環境持続性のリーダーとして世界的に知られるコスタリカは、豊かな熱帯雨林や野生動物、美しいビーチ、そして「pura vida」のライフスタイルで有名です。さらに同国は、サステナブルツーリズム認証プログラム(CST)という、旅行業者が地域社会にプラスの影響を与えるための指針と認証制度を整備しています。1997年に創設されたCSTは近年急速に拡大し、2019年までに400社以上のホテル、レストラン、ツアー会社が認証を取得。国連世界観光機関(UNWTO)からもラテンアメリカの持続可能な観光モデルとして評価されています。

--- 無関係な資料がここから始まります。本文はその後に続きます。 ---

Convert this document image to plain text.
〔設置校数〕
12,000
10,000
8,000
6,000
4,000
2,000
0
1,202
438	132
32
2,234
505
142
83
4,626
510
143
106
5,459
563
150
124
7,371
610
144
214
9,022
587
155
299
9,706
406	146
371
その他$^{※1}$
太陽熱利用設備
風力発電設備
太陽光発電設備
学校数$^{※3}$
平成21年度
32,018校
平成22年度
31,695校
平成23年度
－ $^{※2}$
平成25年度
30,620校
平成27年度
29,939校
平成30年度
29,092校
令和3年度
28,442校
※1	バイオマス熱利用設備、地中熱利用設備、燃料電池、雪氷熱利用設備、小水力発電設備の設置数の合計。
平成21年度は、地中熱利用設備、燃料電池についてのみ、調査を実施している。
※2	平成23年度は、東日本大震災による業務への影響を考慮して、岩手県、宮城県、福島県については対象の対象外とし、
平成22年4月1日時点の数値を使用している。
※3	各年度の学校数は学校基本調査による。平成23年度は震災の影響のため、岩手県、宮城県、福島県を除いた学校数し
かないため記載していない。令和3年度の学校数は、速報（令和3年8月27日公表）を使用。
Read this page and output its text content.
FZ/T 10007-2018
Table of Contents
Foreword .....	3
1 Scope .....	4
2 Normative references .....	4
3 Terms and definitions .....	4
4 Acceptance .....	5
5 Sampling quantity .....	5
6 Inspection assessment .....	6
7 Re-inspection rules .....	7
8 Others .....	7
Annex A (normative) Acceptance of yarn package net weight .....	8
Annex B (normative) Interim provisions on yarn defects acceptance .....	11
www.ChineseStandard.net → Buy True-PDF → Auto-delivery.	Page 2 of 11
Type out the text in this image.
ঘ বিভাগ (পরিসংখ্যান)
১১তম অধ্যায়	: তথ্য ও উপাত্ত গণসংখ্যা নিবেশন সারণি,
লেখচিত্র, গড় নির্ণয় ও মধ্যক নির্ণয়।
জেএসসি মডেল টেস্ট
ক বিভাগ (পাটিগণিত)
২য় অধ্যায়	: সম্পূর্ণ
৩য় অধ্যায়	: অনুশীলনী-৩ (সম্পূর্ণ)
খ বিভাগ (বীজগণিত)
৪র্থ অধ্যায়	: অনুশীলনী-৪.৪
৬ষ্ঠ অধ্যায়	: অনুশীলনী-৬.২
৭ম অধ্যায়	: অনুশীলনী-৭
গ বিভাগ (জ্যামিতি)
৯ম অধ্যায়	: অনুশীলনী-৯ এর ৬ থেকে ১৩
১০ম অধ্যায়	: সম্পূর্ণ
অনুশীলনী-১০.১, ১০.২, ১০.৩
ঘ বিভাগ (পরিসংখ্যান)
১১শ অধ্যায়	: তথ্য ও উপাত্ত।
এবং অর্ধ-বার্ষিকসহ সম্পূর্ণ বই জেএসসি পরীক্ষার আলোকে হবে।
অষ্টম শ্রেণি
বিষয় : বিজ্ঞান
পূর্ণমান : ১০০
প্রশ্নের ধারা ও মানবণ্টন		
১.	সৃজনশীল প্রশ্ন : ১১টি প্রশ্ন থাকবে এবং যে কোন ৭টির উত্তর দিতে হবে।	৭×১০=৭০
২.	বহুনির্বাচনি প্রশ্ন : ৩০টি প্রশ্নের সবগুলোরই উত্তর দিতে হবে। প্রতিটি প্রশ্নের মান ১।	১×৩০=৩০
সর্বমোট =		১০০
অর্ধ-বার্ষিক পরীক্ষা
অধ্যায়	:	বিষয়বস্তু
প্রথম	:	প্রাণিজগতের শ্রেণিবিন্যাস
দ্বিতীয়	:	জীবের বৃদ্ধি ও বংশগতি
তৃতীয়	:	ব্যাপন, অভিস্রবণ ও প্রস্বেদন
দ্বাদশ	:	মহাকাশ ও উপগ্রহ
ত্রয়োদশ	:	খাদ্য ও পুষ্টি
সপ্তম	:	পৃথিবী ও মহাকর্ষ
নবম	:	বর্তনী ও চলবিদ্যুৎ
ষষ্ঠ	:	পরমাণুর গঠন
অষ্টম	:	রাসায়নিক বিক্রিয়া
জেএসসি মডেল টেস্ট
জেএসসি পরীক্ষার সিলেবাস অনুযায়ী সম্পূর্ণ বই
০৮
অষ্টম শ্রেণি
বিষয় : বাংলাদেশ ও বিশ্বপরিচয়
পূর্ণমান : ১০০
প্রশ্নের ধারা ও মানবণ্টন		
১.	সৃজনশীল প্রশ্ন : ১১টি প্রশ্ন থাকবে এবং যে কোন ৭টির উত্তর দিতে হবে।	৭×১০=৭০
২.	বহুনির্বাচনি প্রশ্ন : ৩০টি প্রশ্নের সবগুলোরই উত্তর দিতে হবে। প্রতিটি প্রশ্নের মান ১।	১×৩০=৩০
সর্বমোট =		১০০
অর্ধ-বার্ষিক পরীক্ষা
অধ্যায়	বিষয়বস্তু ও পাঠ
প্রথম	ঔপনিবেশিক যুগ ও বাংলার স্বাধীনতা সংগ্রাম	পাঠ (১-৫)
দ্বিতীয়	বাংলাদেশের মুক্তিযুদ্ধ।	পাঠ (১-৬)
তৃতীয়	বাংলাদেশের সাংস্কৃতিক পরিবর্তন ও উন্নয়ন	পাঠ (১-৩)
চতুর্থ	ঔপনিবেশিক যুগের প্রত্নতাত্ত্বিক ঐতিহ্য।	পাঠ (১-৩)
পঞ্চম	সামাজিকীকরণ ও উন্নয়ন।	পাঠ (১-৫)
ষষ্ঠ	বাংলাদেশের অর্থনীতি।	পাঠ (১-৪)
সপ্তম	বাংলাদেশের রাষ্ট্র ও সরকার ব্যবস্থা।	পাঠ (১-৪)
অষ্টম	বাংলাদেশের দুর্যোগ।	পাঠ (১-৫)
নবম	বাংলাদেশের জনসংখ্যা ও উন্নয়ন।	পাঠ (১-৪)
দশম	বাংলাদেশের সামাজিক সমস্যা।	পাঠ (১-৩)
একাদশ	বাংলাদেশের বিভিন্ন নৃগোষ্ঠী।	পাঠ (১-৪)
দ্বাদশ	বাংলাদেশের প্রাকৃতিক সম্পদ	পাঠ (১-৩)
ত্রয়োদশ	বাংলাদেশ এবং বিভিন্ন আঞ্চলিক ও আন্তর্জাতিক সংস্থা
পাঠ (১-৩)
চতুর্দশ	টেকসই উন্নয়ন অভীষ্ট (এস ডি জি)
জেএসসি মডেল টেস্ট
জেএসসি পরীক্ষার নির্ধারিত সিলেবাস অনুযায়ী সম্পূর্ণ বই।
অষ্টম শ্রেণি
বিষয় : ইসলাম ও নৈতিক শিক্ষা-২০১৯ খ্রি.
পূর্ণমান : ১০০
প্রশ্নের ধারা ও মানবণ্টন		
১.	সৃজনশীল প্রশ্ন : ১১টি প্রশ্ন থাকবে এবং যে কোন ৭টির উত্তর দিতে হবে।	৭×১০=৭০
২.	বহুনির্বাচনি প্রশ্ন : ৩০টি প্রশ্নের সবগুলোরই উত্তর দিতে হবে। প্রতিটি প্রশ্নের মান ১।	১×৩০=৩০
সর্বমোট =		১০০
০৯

ここでは、CST認証を受けたおすすめの宿泊施設とツアーオペレーターをご紹介します。ビーチリゾート、ジャングルロッジ、ラグジュアリーから予算重視まで、幅広い選択肢がありますが、すべてが「自分とコスタリカのウェルビーイングを高める」ことを約束しています。
地域に貢献する宿泊施設
Finca Luna Nueva
サンラモンに位置し、アレナル火山国立公園から車で10分の場所にあるブティック・エコロッジです。広大なハイキングコース、ハーバルガーデン、バイオダイナミック農法を体験できる農園があり、竹製ヨガパビリオンで熱帯の鳥のさえずりを聞きながらヨガが楽しめます。滞在中にサステナビリティの学びと実践ができる、まさに再生型旅行の象徴です。
Lapa Ríos Lodge
オサ半島の1,000エーカーの私有雨林保護区内に建つロッジ。自然保護と地域開発を通じて環境修復に取り組んでいます。薬草ツアーや「枝・豚・ゴミ」ツアーで持続可能な取り組みを体感でき、宿泊者は自分の木を植えて再植林プログラムに参加可能です。
Cala Luna Boutique Hotel
北西部のガナカステ州、タマリンドのビーチに位置するブティックホテル。74エーカーの農園(Finca La Senda)と連携し、1997年から再生型農業を実践。オーガニック食事、ヨガクラスが日課で、リゾートと熱帯雨林のエネルギーが融合した滞在が楽しめます。
Harmony Hotel
サーフタウン・ノサラにあるラグジュアリー・ブティック。個別の茅葺きヴィラと受賞歴のあるスパ(Harmony Healing Centre)を備え、収益の一部は非営利団体The Harmony Fundへ。再生型農業をテーマにした教育動画を制作し、レストランは地元産の持続可能な食材を使用しています。
Olas Verdes
ノサラのオスティオナル・ノサラ野生動物保護区に隣接した手頃な価格のロッジ。巨大なポチョテ樹の根元にあるオープンエアヨガデッキで毎日クラスが開催され、地域の再植林活動や公立小学校への支援(Pack for a Purpose)にも参加できます。
El Silencio Lodge & Spa
バホス・デル・トロの雲霧林保護区内にある500エーカーのプライベートリゾート。宿泊者は無料の「木を植える」プログラムで炭素オフセットに貢献し、オーガニックガーデンやトラウト池で自ら食材を選んで料理を楽しめます。中米唯一のRelais & Châteaux認定ロッジでもあります。
Finca Rosa Blanca
サンホセ郊外のヘレディア山岳地帯にあるコーヒー農園とイン。30年以上にわたり再生型観光を実践し、5,000本以上の在来樹を植樹。全スタッフが地元雇用で、訪問者は農園で収穫したコーヒーを直に味わえます。
地域と自然を豊かにする体験
ARA Tours
バードウォッチング、ハイキング、ウェルネスツアーなど、要望に合わせたオーダーメイドツアーを提供。CST認証取得に加え、2020年に気候変動局から「Carbon Neutrality Plus」賞を受賞し、カーボンニュートラル国プログラム2.0の基準を満たしています。
Horizontes Nature Tours
35年の歴史を持つツアー会社で、オーダーメイドはもちろん、カリブ南部のラフティングや世界有数の生物多様性を誇るコルコバド国立公園ツアーなども提供。CST認証は16年連続で取得しており、信頼性の高さが伺えます。